1. A new classification of multi-objective optimization methods is proposed, distinguishing the pruning method from a priori, a posteriori, and interactive methods.
2. The pruning method is defined as an alternative approach that produces a focused subset of Pareto optimal solutions that are easily comprehensible to the decision maker.
3. A comparative analysis of the pruning method and other MOO approaches allows for insights into current trends in the field and recommendations on potential research directions.
The article provides a comprehensive review of Pareto pruning methods for multi-objective optimization, offering a novel classification scheme for MOO methods according to the resolution process, role of the DM, and characteristics of the final output. The authors provide precise definitions of related terms and discuss different pruning methods in four subclasses: preference-based, diversity-based, efficiency-based, and problem specific methods. Furthermore, indicators employed to assess the performance of the pruning method in previous literature are compiled and discussed.
The article is generally reliable and trustworthy due to its comprehensive coverage of existing literature on Pareto pruning methods for multi-objective optimization. It presents both sides equally by providing an overview of MCDA methods for a priori decision-making as well as discussing evolutionary algorithms to address MOO problems in the a posteriori mode. Additionally, it offers insights into current trends in the field and potential research directions based on comparative analyses across different MOO classes.

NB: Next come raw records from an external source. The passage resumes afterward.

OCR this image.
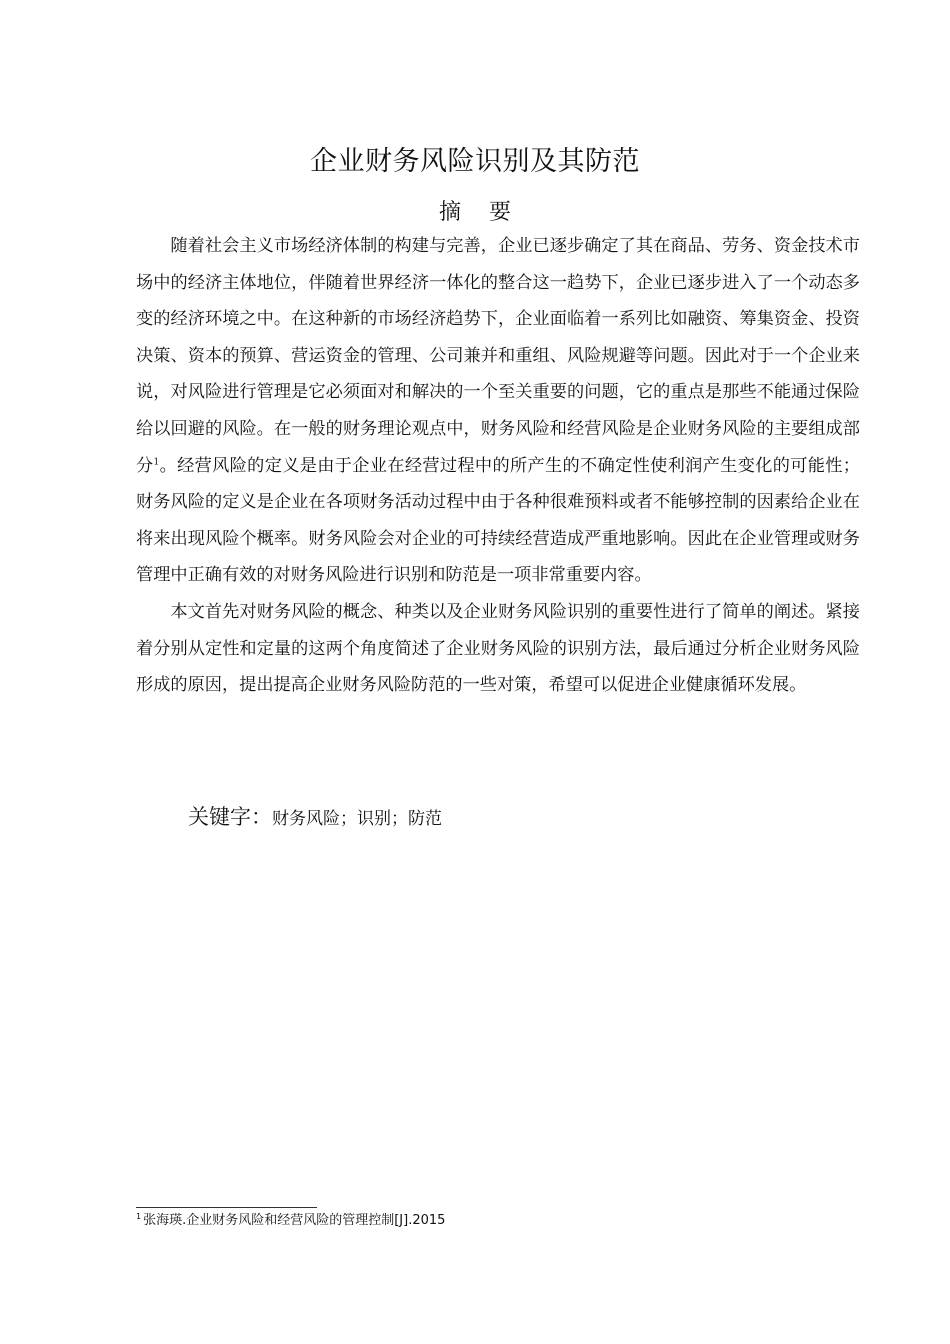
企业财务风险识别及其防范
摘要

随着社会主义市场经济体制的构建与完善，企业已逐步确定了其在商品、劳务、资金技术市场中的经济主体地位，伴随着世界经济一体化的整合这一趋势下，企业已逐步进入了一个动态多变的经济环境之中。在这种新的市场经济趋势下，企业面临着一系列比如融资、筹集资金、投资决策、资本的预算、营运资金的管理、公司兼并和重组、风险规避等问题。因此对于一个企业来说，对风险进行管理是它必须面对和解决的一个至关重要的问题，它的重点是那些不能通过保险给以回避的风险。在一般的财务理论观点中，财务风险和经营风险是企业财务风险的主要组成部分$^1$。经营风险的定义是由于企业在经营过程中的所产生的不确定性使利润产生变化的可能性；财务风险的定义是企业在各项财务活动过程中由于各种很难预料或者不能够控制的因素给企业在将来出现风险个概率。财务风险会对企业的可持续经营造成严重地影响。因此在企业管理或财务管理中正确有效的对财务风险进行识别和防范是一项非常重要内容。

本文首先对财务风险的概念、种类以及企业财务风险识别的重要性进行了简单的阐述。紧接着分别从定性和定量的这两个角度简述了企业财务风险的识别方法，最后通过分析企业财务风险形成的原因，提出提高企业财务风险防范的一些对策，希望可以促进企业健康循环发展。

关键字：财务风险；识别；防范
$^1$ 张海瑛.企业财务风险和经营风险的管理控制[J].2015
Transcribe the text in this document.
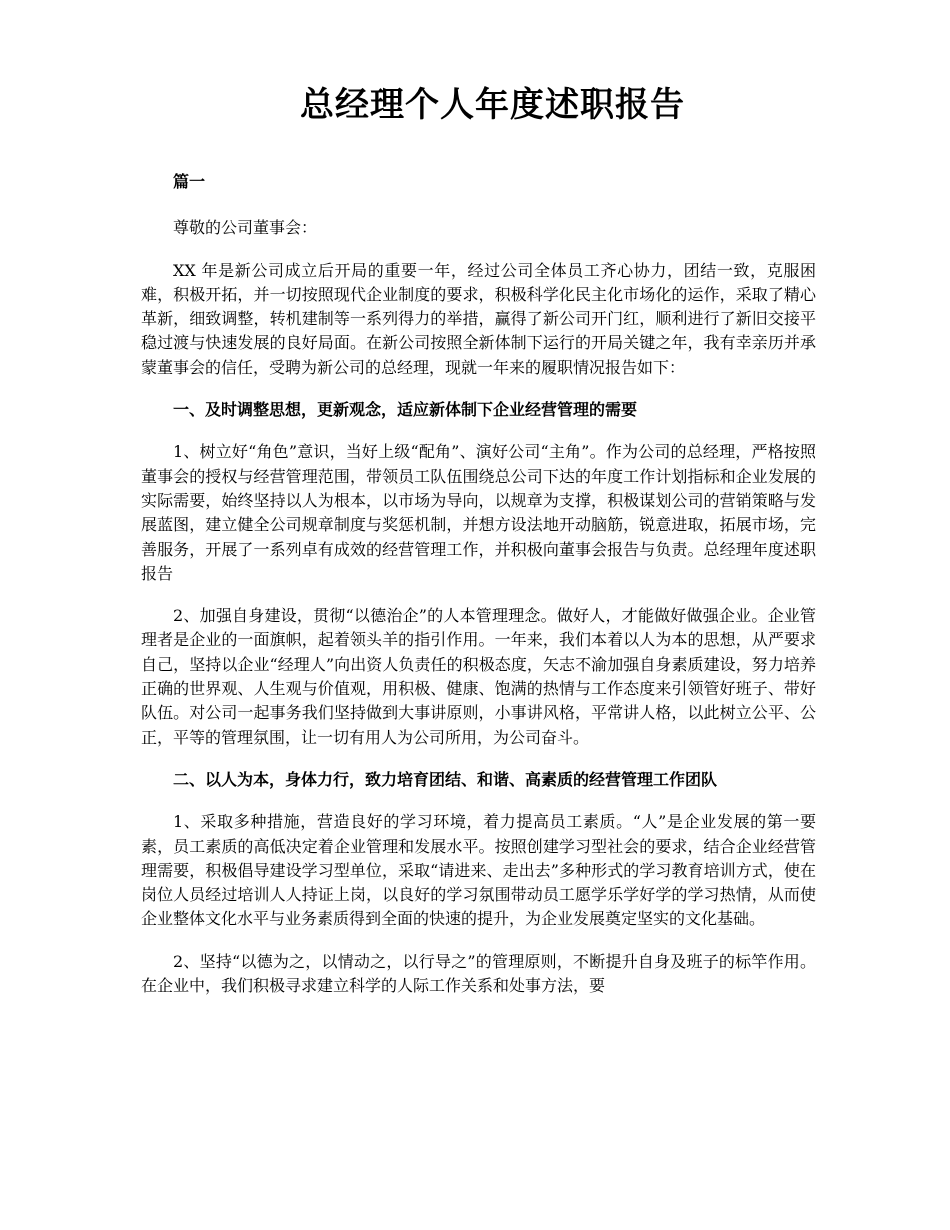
总经理个人年度述职报告

篇一

尊敬的公司董事会：

XX 年是新公司成立后开局的重要一年，经过公司全体员工齐心协力，团结一致，克服困难，积极开拓，并一切按照现代企业制度的要求，积极科学化民主化市场化的运作，采取了精心革新，细致调整，转机建制等一系列得力的举措，赢得了新公司开门红，顺利进行了新旧交接平稳过渡与快速发展的良好局面。在新公司按照全新体制下运行的开局关键之年，我有幸亲历并承蒙董事会的信任，受聘为新公司的总经理，现就一年来的履职情况报告如下：

一、及时调整思想，更新观念，适应新体制下企业经营管理的需要

1、树立好“角色”意识，当好上级“配角”、演好公司“主角”。作为公司的总经理，严格按照董事会的授权与经营管理范围，带领员工队伍围绕总公司下达的年度工作计划指标和企业发展的实际需要，始终坚持以人为根本，以市场为导向，以规章为支撑，积极谋划公司的营销策略与发展蓝图，建立健全公司规章制度与奖惩机制，并想方设法地开动脑筋，锐意进取，拓展市场，完善服务，开展了一系列卓有成效的经营管理工作，并积极向董事会报告与负责。总经理年度述职报告

2、加强自身建设，贯彻“以德治企”的人本管理理念。做好人，才能做好做强企业。企业管理者是企业的一面旗帜，起着领头羊的指引作用。一年来，我们本着以人为本的思想，从严要求自己，坚持以企业“经理人”向出资人负责任的积极态度，矢志不渝加强自身素质建设，努力培养正确的世界观、人生观与价值观，用积极、健康、饱满的热情与工作态度来引领管好班子、带好队伍。对公司一起事务我们坚持做到大事讲原则，小事讲风格，平常讲人格，以此树立公平、公正，平等的管理氛围，让一切有用人为公司所用，为公司奋斗。

二、以人为本，身体力行，致力培育团结、和谐、高素质的经营管理工作团队

1、采取多种措施，营造良好的学习环境，着力提高员工素质。“人”是企业发展的第一要素，员工素质的高低决定着企业管理和发展水平。按照创建学习型社会的要求，结合企业经营管理需要，积极倡导建设学习型单位，采取“请进来、走出去”多种形式的学习教育培训方式，使在岗位人员经过培训人人持证上岗，以良好的学习氛围带动员工愿学乐学好学的学习热情，从而使企业整体文化水平与业务素质得到全面的快速的提升，为企业发展奠定坚实的文化基础。

2、坚持“以德为之，以情动之，以行导之”的管理原则，不断提升自身及班子的标竿作用。在企业中，我们积极寻求建立科学的人际工作关系和处事方法，要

However, there are some points that could be improved upon in order to make this article more reliable and trustworthy. For instance, while it provides an overview of MCDA methods for a priori decision-making, it does not provide any examples or case studies illustrating how these methods can be applied in practice. Additionally, while it discusses evolutionary algorithms to address MOO problems in the a posteriori mode, it does not provide any details on how these algorithms work or how they can be used effectively in practice. Finally, while it offers insights into current trends in the field and potential research directions based on comparative analyses across different MOO classes, it does not provide any evidence or data to support its claims about these trends or directions.